Riverbed IQ Ops surfaces Aternity Health Event Incidents when it detects anomalies in health event counts streaming from Aternity. Aternity tracks the counts of health events by application, location, and severity once per hour. IQ Ops streams this data and tracks the critical and major health event counts, raising incidents when either the critical or major counts for a particular application and location exceed the expected counts by a significant amount.

This topic explains how IQ Ops processes Aternity health event data and creates incidents, and describes the specialized runbook path that allows users to perform root-cause-analysis for these incidents.

How Aternity Health Event Tracking Works

Aternity tracks health event counts by application, location, and severity once per hour. IQ Ops receives this data stream and monitors two key metrics:

  • Unique Critical Health Events — The count of distinct critical health events for an application-location combination

  • Unique Major Health Events — The count of distinct major health events for an application-location combination

Both metrics use baseline-based anomaly detection. IQ Ops establishes a baseline of expected health event counts for each application-location combination. When the observed count significantly exceeds the baseline (indicating an abnormal increase in health events), IQ Ops creates an incident.

The policies used to track these metrics appear in the Analytics & Threshold Configuration page, in the Applications section. These policies can be enabled or disabled as desired, but like other baseline policies, they cannot be edited.

Incident Creation

When either the critical or major health event count for a particular application and location exceeds the expected baseline by a significant amount, IQ Ops creates an Aternity Health Event incident. The incident includes:

  • The application and location where the health event increase was detected

  • The severity level (critical or major) that triggered the incident

  • The observed count compared to the expected baseline

  • Timing information about when the anomaly was detected

Once an incident is created, an associated runbook automatically executes to perform root-cause-analysis.

Root-Cause Analysis Runbook

A specialized runbook path has been added to allow users to perform root-cause-analysis for Aternity health event incidents.
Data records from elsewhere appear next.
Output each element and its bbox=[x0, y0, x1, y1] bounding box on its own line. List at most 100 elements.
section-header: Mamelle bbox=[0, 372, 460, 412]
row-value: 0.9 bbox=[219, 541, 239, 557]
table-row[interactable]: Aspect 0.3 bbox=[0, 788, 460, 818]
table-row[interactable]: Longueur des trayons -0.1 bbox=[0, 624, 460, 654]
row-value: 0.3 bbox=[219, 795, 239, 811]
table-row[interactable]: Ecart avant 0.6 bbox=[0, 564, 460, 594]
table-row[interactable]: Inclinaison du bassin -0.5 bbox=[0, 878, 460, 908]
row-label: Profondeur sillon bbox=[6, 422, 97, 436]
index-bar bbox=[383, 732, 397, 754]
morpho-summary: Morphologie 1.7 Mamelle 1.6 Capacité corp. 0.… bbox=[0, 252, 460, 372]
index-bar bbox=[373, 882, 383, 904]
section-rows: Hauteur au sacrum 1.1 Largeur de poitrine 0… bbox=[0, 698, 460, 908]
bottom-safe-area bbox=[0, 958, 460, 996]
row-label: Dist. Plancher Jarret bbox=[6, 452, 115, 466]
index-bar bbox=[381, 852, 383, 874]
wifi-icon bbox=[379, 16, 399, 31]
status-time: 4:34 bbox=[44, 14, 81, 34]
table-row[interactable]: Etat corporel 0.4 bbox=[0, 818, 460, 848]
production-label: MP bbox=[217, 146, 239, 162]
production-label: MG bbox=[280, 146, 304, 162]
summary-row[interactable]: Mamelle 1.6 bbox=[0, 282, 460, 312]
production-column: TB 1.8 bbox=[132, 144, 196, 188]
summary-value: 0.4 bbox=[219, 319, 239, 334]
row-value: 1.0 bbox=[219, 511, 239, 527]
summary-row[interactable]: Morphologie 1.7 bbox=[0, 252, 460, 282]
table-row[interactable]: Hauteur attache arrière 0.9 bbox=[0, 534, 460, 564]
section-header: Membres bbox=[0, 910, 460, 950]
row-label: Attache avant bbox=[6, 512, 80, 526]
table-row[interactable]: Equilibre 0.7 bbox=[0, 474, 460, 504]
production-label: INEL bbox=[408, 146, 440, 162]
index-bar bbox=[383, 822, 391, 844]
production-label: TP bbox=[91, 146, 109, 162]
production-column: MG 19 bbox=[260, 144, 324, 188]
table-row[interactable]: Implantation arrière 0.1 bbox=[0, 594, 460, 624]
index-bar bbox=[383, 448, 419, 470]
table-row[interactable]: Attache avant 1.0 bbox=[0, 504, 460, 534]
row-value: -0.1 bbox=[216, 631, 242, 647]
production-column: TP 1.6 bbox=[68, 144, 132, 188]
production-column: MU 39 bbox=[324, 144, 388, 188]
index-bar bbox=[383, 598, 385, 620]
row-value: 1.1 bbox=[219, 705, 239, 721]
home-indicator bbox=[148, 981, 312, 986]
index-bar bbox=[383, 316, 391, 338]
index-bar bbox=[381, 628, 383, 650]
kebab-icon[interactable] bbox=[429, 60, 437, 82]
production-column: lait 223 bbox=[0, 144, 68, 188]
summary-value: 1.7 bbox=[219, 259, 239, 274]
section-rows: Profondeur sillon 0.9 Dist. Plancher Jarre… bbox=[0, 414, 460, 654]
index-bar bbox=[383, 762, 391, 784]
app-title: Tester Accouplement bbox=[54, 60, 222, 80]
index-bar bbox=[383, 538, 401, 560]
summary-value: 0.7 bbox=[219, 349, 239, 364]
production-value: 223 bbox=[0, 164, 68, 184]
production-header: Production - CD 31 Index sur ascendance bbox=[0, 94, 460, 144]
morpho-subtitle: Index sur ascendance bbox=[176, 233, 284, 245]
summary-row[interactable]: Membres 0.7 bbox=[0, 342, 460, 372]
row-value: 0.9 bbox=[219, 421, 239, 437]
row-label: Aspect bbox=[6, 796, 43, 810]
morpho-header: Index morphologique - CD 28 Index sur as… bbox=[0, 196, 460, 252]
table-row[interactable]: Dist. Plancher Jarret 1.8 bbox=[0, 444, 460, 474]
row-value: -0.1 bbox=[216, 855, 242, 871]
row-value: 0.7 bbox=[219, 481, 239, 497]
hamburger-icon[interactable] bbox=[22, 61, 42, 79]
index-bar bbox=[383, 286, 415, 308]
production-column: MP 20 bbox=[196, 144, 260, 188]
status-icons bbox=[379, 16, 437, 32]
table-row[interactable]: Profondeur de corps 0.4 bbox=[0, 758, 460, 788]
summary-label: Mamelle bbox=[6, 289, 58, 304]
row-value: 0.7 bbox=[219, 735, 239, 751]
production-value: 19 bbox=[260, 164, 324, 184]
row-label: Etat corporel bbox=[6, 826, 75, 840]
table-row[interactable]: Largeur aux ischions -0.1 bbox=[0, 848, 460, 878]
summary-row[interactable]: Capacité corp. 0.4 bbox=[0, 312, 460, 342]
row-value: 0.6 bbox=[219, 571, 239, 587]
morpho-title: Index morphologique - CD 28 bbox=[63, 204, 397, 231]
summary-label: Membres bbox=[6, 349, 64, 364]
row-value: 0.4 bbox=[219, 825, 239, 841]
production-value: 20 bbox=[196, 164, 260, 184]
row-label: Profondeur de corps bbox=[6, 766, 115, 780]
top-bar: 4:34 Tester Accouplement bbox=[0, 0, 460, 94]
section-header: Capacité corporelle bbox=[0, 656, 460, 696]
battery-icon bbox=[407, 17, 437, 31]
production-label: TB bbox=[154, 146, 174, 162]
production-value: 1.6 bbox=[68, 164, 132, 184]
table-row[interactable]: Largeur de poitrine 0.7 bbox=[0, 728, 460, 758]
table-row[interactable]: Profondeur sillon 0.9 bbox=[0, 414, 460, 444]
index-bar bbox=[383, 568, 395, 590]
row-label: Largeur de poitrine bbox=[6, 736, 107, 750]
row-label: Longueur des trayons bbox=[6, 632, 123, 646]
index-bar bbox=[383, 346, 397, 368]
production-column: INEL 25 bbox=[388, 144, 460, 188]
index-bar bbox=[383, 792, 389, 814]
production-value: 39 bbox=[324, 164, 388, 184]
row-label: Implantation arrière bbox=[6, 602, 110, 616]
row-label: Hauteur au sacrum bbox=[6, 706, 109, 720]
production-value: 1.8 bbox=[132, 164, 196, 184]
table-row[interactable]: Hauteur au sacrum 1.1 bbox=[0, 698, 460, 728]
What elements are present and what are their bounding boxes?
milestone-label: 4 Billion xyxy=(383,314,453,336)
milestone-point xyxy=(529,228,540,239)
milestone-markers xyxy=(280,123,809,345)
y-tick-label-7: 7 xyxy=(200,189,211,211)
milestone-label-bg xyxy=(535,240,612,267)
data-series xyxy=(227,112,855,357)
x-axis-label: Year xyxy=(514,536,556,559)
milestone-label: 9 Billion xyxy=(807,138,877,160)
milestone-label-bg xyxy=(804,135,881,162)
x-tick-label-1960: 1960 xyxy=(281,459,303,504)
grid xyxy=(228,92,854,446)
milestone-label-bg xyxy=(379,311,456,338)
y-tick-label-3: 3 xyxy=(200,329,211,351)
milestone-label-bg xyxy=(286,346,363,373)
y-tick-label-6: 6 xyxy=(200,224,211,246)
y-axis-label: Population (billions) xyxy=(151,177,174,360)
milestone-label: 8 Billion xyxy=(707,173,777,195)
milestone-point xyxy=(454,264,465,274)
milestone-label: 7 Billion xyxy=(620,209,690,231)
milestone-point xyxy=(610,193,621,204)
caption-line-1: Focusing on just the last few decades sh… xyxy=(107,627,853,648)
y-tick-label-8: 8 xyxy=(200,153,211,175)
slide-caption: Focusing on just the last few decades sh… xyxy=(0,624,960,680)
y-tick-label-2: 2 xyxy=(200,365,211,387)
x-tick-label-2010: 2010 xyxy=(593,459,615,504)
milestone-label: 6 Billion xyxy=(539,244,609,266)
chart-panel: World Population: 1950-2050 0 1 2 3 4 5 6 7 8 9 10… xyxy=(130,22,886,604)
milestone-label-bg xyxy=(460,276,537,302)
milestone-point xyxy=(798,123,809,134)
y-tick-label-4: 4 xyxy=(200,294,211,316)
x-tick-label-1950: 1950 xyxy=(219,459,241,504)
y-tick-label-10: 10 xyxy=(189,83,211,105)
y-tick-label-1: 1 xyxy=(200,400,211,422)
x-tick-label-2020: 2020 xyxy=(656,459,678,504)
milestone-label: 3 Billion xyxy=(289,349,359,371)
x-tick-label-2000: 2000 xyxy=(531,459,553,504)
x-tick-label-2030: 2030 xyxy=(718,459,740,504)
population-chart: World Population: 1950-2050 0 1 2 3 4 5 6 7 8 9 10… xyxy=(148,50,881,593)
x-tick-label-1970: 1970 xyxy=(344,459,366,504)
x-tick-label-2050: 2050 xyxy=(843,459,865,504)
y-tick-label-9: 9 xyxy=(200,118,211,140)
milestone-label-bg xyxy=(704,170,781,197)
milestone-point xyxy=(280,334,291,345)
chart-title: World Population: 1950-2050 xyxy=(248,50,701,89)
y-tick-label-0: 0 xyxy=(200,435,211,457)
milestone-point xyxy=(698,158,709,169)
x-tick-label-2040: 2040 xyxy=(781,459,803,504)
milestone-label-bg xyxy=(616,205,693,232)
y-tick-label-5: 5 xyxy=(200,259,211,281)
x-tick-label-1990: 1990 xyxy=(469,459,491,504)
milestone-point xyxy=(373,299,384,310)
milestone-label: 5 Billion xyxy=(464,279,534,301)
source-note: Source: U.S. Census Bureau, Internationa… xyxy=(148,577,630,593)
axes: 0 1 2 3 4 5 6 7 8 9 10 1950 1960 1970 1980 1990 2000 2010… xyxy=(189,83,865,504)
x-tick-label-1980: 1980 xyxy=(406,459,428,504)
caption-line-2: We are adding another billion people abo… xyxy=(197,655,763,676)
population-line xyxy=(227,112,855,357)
Custom runbooks can be executed to generate insights about the root cause of the health event increase.

The runbook can access Aternity data through the Data Store node, querying Aternity Device Health Events (Raw) data to investigate:

  • Specific health events that contributed to the count increase

  • Affected devices and users

  • Event patterns and timing

  • Correlation with other network or application performance issues

You can create custom runbooks tailored to your environment's specific needs, or clone and customize existing runbooks to investigate Aternity health event incidents.

Location of Aternity Health Event Configuration

You can find and manage the Aternity health event tracking policies in the Riverbed IQ Ops UI:

  1. From the main menu, navigate to Settings, then select Analytics & Threshold Configuration.

  2. In the Applications section, locate the following metrics:

    • Unique Critical Health Events [Baselining]

    • Unique Major Health Events [Baselining]

  3. Use the toggle controls to enable or disable tracking for each metric as desired.

Note: Like other baseline policies, the Aternity health event policies cannot be edited. You can only enable or disable them.

Viewing Aternity Health Event Incidents

To view incidents created from Aternity health event anomalies:

  1. From the main menu, navigate to Incidents.

  2. Use the filters to search for incidents related to Aternity health events. You can filter by:

    • Entity type: Application

    • Metric: Unique Critical Health Events or Unique Major Health Events

    • Source: Aternity

  3. Click on an incident to view details, including the runbook analysis that was automatically executed.